The taint analysis supports the loading of multiple configuration files, eliminating the need for users to consolidate all configurations into a single extensive file. Users can simply place all relevant configuration files within a designated directory and then provide the path to this directory (<path/to/config>) when enabling the taint analysis.

Tip
The taint analysis will traverse the directory iteratively during the configuration loading process. Therefore, you have the flexibility to organize the configuration files as you see fit, including placing them in multiple subdirectories if desired.

Output of Taint Analysis

Currently, the output of the taint analysis consists of two parts: console output and taint flow graph.

Console Output

In console output, the taint analysis reports the detected taint flows using the following format:

Detected n taint flow(s):
TaintFlow{SOURCE_POINT -> SINK_POINT}
...

Each taint flow is a pair of source point and sink point. A source point refers to a variable that points to a newly-generated taint object, while a sink point designates a variable pointing to taint objects that have flowed from the source point.

Given that there are several kinds of Sources, each kind has a corresponding source point representation with a specific format:

Source Source Point Description Source Point Format Explanation

Call source

A variable at a call site of the source method.

METHOD_SIGNATURE[i@Ln] CALL_STMT/INDEX

  • METHOD_SIGNATURE: The method containing the call site.

  • [i@Ln]: Position of the call site.

  • CALL_STMT: The call statement (site).

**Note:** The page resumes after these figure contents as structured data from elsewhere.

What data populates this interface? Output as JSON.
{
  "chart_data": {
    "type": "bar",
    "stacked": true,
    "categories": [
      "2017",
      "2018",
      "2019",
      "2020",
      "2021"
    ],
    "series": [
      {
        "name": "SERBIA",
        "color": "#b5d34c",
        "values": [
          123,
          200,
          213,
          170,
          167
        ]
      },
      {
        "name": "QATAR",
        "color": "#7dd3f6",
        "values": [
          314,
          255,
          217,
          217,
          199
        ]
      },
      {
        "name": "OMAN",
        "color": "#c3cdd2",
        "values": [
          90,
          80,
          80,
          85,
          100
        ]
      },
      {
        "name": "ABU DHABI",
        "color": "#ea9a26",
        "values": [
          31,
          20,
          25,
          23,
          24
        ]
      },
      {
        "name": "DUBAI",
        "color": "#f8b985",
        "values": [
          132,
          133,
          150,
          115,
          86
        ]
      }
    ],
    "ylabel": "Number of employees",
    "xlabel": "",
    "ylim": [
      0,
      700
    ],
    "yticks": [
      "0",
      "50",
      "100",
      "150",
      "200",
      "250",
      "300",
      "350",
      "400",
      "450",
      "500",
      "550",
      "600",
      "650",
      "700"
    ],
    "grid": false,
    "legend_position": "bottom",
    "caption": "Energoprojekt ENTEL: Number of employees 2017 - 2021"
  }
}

  • INDEX: Index of the source point variable.

Parameter source

A parameter of the source method.

METHOD_SIGNATURE/INDEX

  • METHOD_SIGNATURE: The source method.

  • INDEX: Index of the source point variable.

Field source

A variable that receives loaded value from the source field.

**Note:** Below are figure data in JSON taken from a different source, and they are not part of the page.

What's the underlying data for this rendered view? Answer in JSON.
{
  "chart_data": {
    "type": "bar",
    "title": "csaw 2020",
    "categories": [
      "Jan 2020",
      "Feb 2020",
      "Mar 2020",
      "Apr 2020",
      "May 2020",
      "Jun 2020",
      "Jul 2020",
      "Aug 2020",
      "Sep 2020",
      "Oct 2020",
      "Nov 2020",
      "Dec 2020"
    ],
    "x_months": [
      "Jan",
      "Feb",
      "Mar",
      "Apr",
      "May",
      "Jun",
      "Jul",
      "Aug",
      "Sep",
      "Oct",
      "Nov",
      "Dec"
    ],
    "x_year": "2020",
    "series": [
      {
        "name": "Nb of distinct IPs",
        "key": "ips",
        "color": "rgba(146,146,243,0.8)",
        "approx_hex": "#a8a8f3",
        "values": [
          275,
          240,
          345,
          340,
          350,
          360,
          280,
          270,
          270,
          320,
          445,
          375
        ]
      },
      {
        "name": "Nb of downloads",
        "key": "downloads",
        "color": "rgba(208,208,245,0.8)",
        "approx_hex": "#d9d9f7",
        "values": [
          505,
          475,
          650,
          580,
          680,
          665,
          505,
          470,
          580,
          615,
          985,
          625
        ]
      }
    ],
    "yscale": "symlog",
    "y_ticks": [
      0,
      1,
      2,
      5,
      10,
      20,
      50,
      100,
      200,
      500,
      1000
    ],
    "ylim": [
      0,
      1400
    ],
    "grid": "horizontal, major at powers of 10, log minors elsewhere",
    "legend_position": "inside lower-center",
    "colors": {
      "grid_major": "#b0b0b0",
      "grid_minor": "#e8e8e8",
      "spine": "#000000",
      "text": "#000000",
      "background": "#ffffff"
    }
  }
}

METHOD_SIGNATURE[i@Ln] LOAD_STMT

  • METHOD_SIGNATURE: The method containing the load statement.

  • [i@Ln]: Position of the load statement.

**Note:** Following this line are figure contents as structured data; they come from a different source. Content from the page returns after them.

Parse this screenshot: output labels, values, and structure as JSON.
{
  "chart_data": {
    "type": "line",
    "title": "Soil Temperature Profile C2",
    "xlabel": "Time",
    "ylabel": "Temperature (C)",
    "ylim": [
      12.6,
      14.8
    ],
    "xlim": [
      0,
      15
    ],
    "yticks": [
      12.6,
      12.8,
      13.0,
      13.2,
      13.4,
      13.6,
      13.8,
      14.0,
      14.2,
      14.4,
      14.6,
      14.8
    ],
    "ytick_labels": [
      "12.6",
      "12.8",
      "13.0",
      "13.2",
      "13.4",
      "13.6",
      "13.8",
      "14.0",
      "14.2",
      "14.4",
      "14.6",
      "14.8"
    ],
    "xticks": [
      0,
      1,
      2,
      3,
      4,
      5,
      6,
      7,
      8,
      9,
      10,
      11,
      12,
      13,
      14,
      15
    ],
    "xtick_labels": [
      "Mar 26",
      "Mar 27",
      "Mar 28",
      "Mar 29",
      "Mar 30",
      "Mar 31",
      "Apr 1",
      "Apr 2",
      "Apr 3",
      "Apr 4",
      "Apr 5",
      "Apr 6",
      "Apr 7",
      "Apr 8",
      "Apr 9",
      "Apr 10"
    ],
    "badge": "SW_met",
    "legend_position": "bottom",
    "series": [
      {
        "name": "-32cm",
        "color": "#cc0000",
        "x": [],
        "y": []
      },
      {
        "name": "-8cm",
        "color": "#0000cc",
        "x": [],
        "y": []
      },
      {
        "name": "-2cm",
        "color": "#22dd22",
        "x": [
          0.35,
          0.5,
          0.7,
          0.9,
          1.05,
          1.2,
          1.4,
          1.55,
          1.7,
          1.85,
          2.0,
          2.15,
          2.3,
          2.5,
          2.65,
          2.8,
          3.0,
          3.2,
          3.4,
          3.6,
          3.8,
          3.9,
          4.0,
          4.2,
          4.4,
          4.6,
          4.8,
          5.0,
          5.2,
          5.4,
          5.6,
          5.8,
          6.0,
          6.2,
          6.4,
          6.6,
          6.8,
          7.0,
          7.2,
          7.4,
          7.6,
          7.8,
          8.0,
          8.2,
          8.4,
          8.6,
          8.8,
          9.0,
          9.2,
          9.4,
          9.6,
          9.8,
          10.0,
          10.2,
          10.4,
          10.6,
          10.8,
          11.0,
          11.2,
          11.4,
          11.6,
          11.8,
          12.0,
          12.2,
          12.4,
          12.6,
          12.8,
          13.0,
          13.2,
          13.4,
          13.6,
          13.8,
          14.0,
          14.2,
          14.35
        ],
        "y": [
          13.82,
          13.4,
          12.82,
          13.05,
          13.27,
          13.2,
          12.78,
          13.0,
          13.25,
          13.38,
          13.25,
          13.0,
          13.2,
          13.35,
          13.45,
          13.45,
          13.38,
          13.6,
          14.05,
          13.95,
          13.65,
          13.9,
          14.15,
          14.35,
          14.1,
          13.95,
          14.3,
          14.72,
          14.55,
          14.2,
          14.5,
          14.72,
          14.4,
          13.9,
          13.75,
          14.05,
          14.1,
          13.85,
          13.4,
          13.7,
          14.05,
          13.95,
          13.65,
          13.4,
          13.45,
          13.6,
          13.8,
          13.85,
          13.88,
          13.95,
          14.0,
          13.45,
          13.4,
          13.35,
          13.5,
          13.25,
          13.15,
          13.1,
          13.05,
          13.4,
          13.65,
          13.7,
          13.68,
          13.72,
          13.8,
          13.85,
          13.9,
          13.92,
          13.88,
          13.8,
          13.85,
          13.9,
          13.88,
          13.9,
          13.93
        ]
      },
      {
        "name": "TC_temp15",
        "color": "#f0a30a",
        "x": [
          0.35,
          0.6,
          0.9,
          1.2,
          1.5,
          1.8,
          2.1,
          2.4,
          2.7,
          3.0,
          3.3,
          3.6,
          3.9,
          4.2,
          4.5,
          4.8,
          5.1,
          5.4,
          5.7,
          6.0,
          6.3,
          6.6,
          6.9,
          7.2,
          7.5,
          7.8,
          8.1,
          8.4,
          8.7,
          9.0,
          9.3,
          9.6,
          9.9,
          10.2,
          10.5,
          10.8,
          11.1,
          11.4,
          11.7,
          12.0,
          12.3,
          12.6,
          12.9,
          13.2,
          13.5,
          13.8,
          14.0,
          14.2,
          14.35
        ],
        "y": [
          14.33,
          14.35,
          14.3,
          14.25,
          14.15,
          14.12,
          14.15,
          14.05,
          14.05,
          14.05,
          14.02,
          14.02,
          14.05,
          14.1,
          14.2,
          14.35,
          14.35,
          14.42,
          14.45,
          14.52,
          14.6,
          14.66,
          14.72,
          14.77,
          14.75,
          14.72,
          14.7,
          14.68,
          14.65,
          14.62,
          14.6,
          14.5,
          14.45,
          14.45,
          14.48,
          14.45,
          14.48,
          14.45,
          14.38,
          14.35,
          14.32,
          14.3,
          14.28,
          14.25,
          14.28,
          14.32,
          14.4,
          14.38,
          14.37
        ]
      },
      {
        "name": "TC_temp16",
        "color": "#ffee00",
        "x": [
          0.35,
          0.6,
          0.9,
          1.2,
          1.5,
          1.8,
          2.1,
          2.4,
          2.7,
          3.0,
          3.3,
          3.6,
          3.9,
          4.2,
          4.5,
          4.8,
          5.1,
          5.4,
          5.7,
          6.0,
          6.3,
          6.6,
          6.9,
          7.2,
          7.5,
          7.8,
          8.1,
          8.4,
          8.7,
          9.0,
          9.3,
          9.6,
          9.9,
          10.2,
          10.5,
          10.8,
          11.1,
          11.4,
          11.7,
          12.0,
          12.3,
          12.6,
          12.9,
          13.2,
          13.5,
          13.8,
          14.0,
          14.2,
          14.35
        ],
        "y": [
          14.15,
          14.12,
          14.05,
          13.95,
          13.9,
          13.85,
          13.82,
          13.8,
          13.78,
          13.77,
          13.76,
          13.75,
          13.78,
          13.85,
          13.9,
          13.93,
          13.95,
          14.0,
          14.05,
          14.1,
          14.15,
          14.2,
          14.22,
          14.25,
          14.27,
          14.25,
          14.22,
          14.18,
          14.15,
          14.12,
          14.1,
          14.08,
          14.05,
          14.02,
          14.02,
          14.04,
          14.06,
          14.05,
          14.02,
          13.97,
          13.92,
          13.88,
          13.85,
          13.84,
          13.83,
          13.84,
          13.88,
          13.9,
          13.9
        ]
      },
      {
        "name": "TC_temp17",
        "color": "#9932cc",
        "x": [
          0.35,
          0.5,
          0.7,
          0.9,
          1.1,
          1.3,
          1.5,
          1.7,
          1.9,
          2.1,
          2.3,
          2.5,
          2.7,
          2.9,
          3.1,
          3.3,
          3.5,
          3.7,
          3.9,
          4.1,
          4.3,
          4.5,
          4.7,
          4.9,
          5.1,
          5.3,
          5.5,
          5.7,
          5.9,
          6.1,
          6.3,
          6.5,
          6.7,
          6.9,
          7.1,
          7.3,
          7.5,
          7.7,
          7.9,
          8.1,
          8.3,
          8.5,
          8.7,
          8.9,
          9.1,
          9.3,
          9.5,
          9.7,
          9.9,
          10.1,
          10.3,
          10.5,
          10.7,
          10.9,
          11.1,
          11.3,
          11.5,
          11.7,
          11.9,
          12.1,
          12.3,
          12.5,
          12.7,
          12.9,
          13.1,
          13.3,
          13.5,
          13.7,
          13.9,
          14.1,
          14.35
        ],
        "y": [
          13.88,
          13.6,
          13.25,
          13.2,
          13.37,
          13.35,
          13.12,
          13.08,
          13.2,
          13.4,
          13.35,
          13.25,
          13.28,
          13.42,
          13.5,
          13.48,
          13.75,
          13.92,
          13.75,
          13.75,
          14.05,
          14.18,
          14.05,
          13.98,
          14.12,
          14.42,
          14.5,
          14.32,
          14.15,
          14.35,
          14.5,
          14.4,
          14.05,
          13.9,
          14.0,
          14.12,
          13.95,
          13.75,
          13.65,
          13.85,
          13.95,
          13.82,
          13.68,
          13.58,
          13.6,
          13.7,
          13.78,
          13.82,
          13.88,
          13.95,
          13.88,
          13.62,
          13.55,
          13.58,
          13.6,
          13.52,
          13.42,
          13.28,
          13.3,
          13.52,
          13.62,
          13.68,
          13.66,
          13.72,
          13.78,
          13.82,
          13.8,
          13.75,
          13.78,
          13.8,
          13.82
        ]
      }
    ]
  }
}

  • LOAD_STMT: The load statement.

The [i@Ln] represent the position of a statement, where i is the index of the statement in the IR, and n is the line number of the statement in the source code, which can help you locate the statement.

Here are some examples of source points for each kind:

  • Call source: <Main: void main(java.lang.String[])>[3@L7] pw = invokestatic Data.getPassword()/result

  • Parameter source: <Controller: void doGet(javax.servlet.http.HttpServletRequest,javax.servlet.http.HttpServletResponse)>/0

  • Field source: <Main: void main(java.lang.String[])> [29@L24] name = p.<Person: java.lang.String name>

The format of the sink point is exactly the same as call source point, so we won’t repeat the explanation here.

Taint Flow Graph

The console output only provides the starting and ending points of the taint flows. However, for users to validate the reported taint flows and associated security vulnerabilities, it is crucial to investigate the detailed propagation path of taint objects. To meet such needs, we define taint flow graph (TFG for short), whose nodes are the program pointers (e.g., variables and fields) that point to taint objects, and edges represent how taint objects flow among the pointers, so that users can check taint flows by going over the TFG.

To address this requirement, we introduce the concept of taint flow graph (TFG). In a TFG, nodes represent program pointers (such as variables and fields) that point to taint objects, while edges illustrate how taint objects move between these pointers. This allows users to review taint flows by analyzing the TFG.

Tai-e will output the path of the dumped TFG:

Dumping ...\tai-e\output\taint-flow-graph.dot

TFG is dumped as a DOT graph. For a better experience, we recommend installing Graphviz and using it to convert DOT to SVG with the following command:

$ dot -Tsvg taint-flow-graph.dot -o taint-flow-graph.svg

then you can open the TFG with your web browser and examine it.

Note
We plan to develop more user-friendly mechanisms for examining taint analysis results in the future.